Mary Hoffman said...

Wow, Caroline - you have sussed us all out!

I always wanted to be a boy and this has found its way into my work. But I don't want to be a man.

I shall take up your blog challenge in the next post but one. Thanks for making me think about it.

Juliette said...

I think it's definitely largely down to wanting girls to have adventures as exciting as the boys - but I think there are quite a few historical examples as well? My memory's failing me, but I seem to remember a few stories about women dressed up as men so they could be pirates or similar. There aren't many from the ancient world 'cause the men who wrote the literature never talked about them, but there were one or two Christian hermits who turned out to be women I think.

michelle lovric said...

Caroline, I don't think you're necessarily any of those things - you're just a hardworking writer doing the necessary for your new series.

Casanova, another hard worker, was very interested in cross-dressing.

I once performed an interesting experiment on a writing workshop in Venice.

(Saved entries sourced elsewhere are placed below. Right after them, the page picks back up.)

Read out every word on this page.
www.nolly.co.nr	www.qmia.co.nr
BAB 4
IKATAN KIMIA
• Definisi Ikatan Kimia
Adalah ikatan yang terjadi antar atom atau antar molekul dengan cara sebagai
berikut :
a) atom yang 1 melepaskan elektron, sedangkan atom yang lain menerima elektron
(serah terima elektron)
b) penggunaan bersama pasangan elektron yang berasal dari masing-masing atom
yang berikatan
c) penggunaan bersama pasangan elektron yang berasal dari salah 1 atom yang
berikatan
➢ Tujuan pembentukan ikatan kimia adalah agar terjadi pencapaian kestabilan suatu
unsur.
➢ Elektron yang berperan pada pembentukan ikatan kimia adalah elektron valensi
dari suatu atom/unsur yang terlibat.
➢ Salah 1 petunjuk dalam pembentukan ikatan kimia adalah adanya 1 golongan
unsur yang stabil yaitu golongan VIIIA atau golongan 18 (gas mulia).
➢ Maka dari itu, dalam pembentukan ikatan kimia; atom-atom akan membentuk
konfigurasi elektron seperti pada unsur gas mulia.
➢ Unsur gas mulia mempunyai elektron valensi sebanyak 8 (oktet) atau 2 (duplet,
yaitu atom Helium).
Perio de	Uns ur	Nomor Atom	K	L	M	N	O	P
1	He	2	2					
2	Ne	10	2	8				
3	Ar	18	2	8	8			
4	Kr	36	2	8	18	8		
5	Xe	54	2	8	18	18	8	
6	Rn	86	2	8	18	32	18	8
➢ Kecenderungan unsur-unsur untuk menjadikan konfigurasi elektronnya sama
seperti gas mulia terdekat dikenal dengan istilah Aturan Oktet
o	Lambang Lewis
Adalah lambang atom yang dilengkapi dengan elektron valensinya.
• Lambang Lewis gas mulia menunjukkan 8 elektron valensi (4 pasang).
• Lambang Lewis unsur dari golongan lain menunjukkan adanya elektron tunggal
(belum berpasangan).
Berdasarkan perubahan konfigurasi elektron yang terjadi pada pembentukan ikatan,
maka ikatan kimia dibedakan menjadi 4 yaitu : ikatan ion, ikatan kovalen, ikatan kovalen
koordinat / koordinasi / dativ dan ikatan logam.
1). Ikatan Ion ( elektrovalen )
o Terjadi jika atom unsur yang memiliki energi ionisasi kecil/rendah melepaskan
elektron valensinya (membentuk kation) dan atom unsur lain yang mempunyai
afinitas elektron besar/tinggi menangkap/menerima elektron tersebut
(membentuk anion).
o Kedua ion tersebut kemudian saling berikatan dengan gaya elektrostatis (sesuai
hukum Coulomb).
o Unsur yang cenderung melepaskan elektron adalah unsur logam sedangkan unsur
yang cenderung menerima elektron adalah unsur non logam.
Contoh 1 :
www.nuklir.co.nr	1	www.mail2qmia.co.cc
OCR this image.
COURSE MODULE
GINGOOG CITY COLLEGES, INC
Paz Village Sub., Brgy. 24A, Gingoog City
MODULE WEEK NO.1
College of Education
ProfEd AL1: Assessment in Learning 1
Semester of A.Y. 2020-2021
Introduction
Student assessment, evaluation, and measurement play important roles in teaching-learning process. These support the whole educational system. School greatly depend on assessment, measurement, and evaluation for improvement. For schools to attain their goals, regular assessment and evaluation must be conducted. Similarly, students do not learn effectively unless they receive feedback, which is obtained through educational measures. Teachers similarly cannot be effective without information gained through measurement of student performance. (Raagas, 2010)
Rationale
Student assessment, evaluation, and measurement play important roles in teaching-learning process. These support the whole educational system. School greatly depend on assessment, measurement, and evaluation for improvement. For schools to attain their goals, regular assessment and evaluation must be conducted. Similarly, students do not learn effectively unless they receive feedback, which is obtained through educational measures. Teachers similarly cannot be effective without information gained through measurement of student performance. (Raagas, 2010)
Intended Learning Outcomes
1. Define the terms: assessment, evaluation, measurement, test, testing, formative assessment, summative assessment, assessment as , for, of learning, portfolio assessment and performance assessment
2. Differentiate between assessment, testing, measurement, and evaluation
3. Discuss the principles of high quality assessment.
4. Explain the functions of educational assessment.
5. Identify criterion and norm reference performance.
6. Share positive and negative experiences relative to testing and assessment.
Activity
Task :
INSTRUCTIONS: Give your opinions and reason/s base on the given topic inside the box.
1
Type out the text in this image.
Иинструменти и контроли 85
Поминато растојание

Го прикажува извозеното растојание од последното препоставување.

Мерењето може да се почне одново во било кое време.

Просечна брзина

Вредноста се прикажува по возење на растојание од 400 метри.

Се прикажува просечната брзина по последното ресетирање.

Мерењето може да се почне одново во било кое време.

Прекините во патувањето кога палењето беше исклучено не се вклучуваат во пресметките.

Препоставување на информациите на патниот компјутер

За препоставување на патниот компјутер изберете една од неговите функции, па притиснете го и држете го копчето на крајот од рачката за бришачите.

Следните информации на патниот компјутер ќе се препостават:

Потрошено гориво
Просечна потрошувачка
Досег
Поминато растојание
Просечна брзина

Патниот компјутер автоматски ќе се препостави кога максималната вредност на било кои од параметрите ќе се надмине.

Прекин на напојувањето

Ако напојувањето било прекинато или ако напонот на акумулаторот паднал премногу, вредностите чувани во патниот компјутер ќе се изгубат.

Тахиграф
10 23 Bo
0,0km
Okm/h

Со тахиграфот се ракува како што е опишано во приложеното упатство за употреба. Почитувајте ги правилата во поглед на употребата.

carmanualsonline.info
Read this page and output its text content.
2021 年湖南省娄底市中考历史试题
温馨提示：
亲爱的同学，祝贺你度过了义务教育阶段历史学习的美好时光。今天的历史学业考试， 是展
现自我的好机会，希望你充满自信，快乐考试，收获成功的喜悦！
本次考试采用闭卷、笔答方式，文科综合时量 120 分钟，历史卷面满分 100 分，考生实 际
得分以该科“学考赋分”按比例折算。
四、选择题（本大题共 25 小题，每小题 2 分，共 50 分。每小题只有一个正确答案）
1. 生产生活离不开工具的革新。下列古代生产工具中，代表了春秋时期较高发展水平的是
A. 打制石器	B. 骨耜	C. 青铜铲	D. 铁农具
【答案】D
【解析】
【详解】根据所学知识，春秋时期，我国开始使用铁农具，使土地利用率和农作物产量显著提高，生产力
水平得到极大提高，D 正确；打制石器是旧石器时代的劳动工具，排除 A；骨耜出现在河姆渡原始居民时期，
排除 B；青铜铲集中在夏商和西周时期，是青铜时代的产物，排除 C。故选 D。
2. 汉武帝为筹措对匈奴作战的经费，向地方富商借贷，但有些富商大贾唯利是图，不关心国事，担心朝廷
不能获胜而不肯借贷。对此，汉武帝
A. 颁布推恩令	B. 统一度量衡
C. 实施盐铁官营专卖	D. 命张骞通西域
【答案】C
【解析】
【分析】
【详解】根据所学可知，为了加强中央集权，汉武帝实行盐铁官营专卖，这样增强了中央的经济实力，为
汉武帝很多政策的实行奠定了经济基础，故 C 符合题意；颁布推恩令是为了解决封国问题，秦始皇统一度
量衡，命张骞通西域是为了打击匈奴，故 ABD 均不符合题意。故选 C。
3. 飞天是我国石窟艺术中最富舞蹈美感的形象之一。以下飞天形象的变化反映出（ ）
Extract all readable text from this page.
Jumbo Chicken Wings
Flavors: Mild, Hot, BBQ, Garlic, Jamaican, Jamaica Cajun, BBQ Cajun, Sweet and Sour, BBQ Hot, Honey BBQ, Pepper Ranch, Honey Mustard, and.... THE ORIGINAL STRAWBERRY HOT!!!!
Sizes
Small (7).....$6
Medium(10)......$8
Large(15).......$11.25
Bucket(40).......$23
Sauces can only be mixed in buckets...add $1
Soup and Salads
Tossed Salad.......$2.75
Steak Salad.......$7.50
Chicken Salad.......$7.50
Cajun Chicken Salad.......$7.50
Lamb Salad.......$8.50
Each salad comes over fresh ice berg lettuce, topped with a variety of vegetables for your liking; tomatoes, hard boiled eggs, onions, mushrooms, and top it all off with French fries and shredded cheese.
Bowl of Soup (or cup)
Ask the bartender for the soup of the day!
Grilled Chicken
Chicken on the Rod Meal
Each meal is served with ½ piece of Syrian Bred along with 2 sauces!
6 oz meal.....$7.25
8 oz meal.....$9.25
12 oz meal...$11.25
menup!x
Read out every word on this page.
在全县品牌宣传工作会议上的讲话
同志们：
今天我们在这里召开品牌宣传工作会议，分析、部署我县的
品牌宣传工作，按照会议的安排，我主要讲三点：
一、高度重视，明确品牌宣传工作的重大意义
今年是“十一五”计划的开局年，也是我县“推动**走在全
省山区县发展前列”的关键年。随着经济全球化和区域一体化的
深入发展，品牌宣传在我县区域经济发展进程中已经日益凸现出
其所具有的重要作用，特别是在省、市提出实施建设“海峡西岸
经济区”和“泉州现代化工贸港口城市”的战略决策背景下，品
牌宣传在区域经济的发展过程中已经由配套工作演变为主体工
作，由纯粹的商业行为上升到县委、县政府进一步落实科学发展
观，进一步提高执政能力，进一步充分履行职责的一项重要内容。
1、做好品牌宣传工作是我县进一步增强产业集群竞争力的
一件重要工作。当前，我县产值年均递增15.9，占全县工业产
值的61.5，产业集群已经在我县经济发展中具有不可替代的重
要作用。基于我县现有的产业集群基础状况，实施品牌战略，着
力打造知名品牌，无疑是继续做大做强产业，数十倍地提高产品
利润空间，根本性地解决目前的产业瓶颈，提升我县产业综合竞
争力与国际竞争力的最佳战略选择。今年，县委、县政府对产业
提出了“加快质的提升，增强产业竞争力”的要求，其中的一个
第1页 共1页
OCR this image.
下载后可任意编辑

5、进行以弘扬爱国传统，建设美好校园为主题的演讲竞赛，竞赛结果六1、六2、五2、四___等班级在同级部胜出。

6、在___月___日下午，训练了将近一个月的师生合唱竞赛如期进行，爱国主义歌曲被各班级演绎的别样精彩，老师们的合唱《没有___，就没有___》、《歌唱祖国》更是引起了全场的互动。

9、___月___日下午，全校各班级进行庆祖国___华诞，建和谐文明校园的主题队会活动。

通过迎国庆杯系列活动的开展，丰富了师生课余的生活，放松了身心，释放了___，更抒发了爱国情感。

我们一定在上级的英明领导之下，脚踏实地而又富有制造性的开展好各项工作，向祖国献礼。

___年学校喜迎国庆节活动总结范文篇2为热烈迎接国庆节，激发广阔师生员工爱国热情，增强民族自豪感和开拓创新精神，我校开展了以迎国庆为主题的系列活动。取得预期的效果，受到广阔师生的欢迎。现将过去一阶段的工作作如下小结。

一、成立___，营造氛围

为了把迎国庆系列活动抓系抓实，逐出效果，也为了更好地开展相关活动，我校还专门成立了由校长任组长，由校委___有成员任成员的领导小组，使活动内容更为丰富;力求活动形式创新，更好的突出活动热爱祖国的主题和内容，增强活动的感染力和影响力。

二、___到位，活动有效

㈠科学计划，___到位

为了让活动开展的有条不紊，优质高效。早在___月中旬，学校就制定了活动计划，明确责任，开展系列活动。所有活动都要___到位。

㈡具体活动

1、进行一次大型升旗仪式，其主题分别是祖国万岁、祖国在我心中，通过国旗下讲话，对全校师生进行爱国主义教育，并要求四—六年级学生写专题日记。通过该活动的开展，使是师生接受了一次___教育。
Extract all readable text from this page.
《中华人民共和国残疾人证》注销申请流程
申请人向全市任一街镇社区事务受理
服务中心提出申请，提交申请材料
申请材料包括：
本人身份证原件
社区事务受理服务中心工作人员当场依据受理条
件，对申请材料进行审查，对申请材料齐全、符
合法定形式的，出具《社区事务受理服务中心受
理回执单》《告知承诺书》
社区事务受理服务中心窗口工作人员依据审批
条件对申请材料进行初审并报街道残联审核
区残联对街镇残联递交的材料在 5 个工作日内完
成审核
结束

While my six female writers were out collecting material, I arranged on the sofas six full costumes with masks. I stuffed the costumes with cushions so they looked as if they were inhabited. The writers came back, and, after they had expressed a gratifying amount of shock and fright, I told them to choose their costumes and their personae for the evening, as we were going out in the dark to experience the power of a hidden identity. The interesting thing was that among these six female writers, the scuffles were over the MALE costumes. Hardly anyone wanted to be a lady.

H.M. Castor said...

Michelle, I want to come to Venice and attend your writing workshops - that sounds amazing!!!

Caroline Lawrence said...

Ooh yes, night time perambulations through Venice disguised as a man in a mask, led by Michelle Lovric. Sign me up!

Juliette you've reminded me about some Syriac "eunuch" hermits I studied when I was doing Hebrew & Jewish Studies! I'll put them in my next blog. :-)

Jon, great point about lack of movement in women's clothing. I might blog about that, too!

Barbara Mitchelhill said...

...and men's clothes are so much more comfortable. How did women manage before it was OK to wear trousers? As far as practicality is concerned, the male of the species had the better deal.

Yes, please sign me up for a Venice workshop, Michelle.

linda collison said...

Love this post!

Crossdressing is a big theme in my series that began with Star-Crossed, originally published by Knopf as a yA in 2006, and soon to be re-released by Fireship Press as the first book in an adult historical fiction series. Through the character Patricia/Patrick I'm exploring the many motives, rewards, and consequences of crossdressing in the mid-18th century nautical world.

Katherine Langrish said...

And I suppose there's Virginia Woolf's Orlando!

Richard said...

Great post, but that link to TV Tropes will ensure no one gets any writing done for the next six hours after reading it!

Alice and Rapunzel said...

Not to mention tonnes of Tamora Pierce historical fantasy novels (which I love). I always enjoy reading a book when a character has to hide their gender to prove something. Great Post!